Why an eight-team College Football Playoff could come to pass sooner than we expect
Competitive pressures and pure dollars may bring an eight-team CFP into existence sooner than later
The College Football Playoff will eventually expand to eight teams within the length of the current contract and be worth at least $10 billion, former CBS Sports president Neal Pilson predicted in a conversation with CBS Sports this week.
Pilson was reacting, in part, to the regionalized nature of Monday's CFP National Championship between No. 2 Georgia and No. 4 Alabama.
"I think, from a television point of view, any sports executive would tell you he would prefer a team from the different part of the country," said Pilson, now a longtime sports media consultant.
"The best would be a Big Ten team in terms of the size of market."
For the first time in the CFP's brief four-year history, a Big Ten team did not make the field.
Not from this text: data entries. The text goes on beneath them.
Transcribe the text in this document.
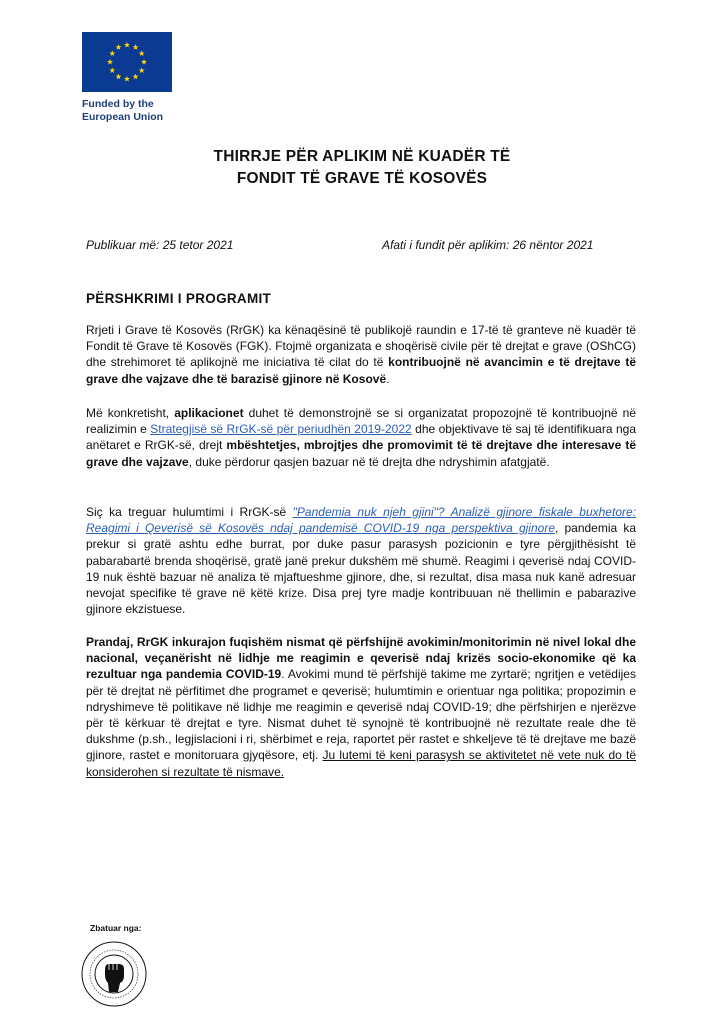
Funded by the
European Union
THIRRJE PËR APLIKIM NË KUADËR TË
FONDIT TË GRAVE TË KOSOVËS
Publikuar më: 25 tetor 2021	Afati i fundit për aplikim: 26 nëntor 2021
PËRSHKRIMI I PROGRAMIT
Rrjeti i Grave të Kosovës (RrGK) ka kënaqësinë të publikojë raundin e 17-të të granteve në kuadër të Fondit të Grave të Kosovës (FGK). Ftojmë organizata e shoqërisë civile për të drejtat e grave (OShCG) dhe strehimoret të aplikojnë me iniciativa të cilat do të kontribuojnë në avancimin e të drejtave të grave dhe vajzave dhe të barazisë gjinore në Kosovë.
Më konkretisht, aplikacionet duhet të demonstrojnë se si organizatat propozojnë të kontribuojnë në realizimin e Strategjisë së RrGK-së për periudhën 2019-2022 dhe objektivave të saj të identifikuara nga anëtaret e RrGK-së, drejt mbështetjes, mbrojtjes dhe promovimit të të drejtave dhe interesave të grave dhe vajzave, duke përdorur qasjen bazuar në të drejta dhe ndryshimin afatgjatë.
Siç ka treguar hulumtimi i RrGK-së "Pandemia nuk njeh gjini"? Analizë gjinore fiskale buxhetore: Reagimi i Qeverisë së Kosovës ndaj pandemisë COVID-19 nga perspektiva gjinore, pandemia ka prekur si gratë ashtu edhe burrat, por duke pasur parasysh pozicionin e tyre përgjithësisht të pabarabartë brenda shoqërisë, gratë janë prekur dukshëm më shumë. Reagimi i qeverisë ndaj COVID-19 nuk është bazuar në analiza të mjaftueshme gjinore, dhe, si rezultat, disa masa nuk kanë adresuar nevojat specifike të grave në këtë krize. Disa prej tyre madje kontribuuan në thellimin e pabarazive gjinore ekzistuese.
Prandaj, RrGK inkurajon fuqishëm nismat që përfshijnë avokimin/monitorimin në nivel lokal dhe nacional, veçanërisht në lidhje me reagimin e qeverisë ndaj krizës socio-ekonomike që ka rezultuar nga pandemia COVID-19. Avokimi mund të përfshijë takime me zyrtarë; ngritjen e vetëdijes për të drejtat në përfitimet dhe programet e qeverisë; hulumtimin e orientuar nga politika; propozimin e ndryshimeve të politikave në lidhje me reagimin e qeverisë ndaj COVID-19; dhe përfshirjen e njerëzve për të kërkuar të drejtat e tyre. Nismat duhet të synojnë të kontribuojnë në rezultate reale dhe të dukshme (p.sh., legjislacioni i ri, shërbimet e reja, raportet për rastet e shkeljeve të të drejtave me bazë gjinore, rastet e monitoruara gjyqësore, etj. Ju lutemi të keni parasysh se aktivitetet në vete nuk do të konsiderohen si rezultate të nismave.
Zbatuar nga:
The Big Ten "footprint" -- its dominant area of interest in the Midwest and Northeast -- includes a quarter of the U.S population.
Also for the first time, two teams from one conference (SEC) are in the playoff. While that's a bonanza for the schools, the SEC, the South and the site of the game (Atlanta), one TV consultant said this could be the lowest-rated game in CFP history.
"There will be some people who probably won't watch it because it's all-SEC," said the consultant, who didn't want to be identified. "It has the potential [to be the lowest rated]."
Low ratings could be one of the stressors that leads the CFP to expand, Pilson said. Former Big 12 commissioner Chuck Neinas told CBS Sports this week that the Power Five commissioners met following the Jan. 10, 2012, BCS Championship Game rematch between LSU and Alabama.
The rating for that game, 14.0, was the lowest for a national title game since at least 2010.
"We met the day after the game and said, 'We need to look at a different system,'" Neinas related.
Out of that meeting emerged the beginnings of the CFP that debuted in 2014.
There has been growing consternation this season that the only undefeated FBS team (UCF) was left out now that it has defeated an Auburn team that both finalists by a combined 35 points. Nevertheless, CFP administration and Power Five commissioners have said repeatedly there is no momentum to expand the field.
However, Pilson firmly believes the bracket will double to eight when the current ESPN-CFP contract expires after the 2026 playoff.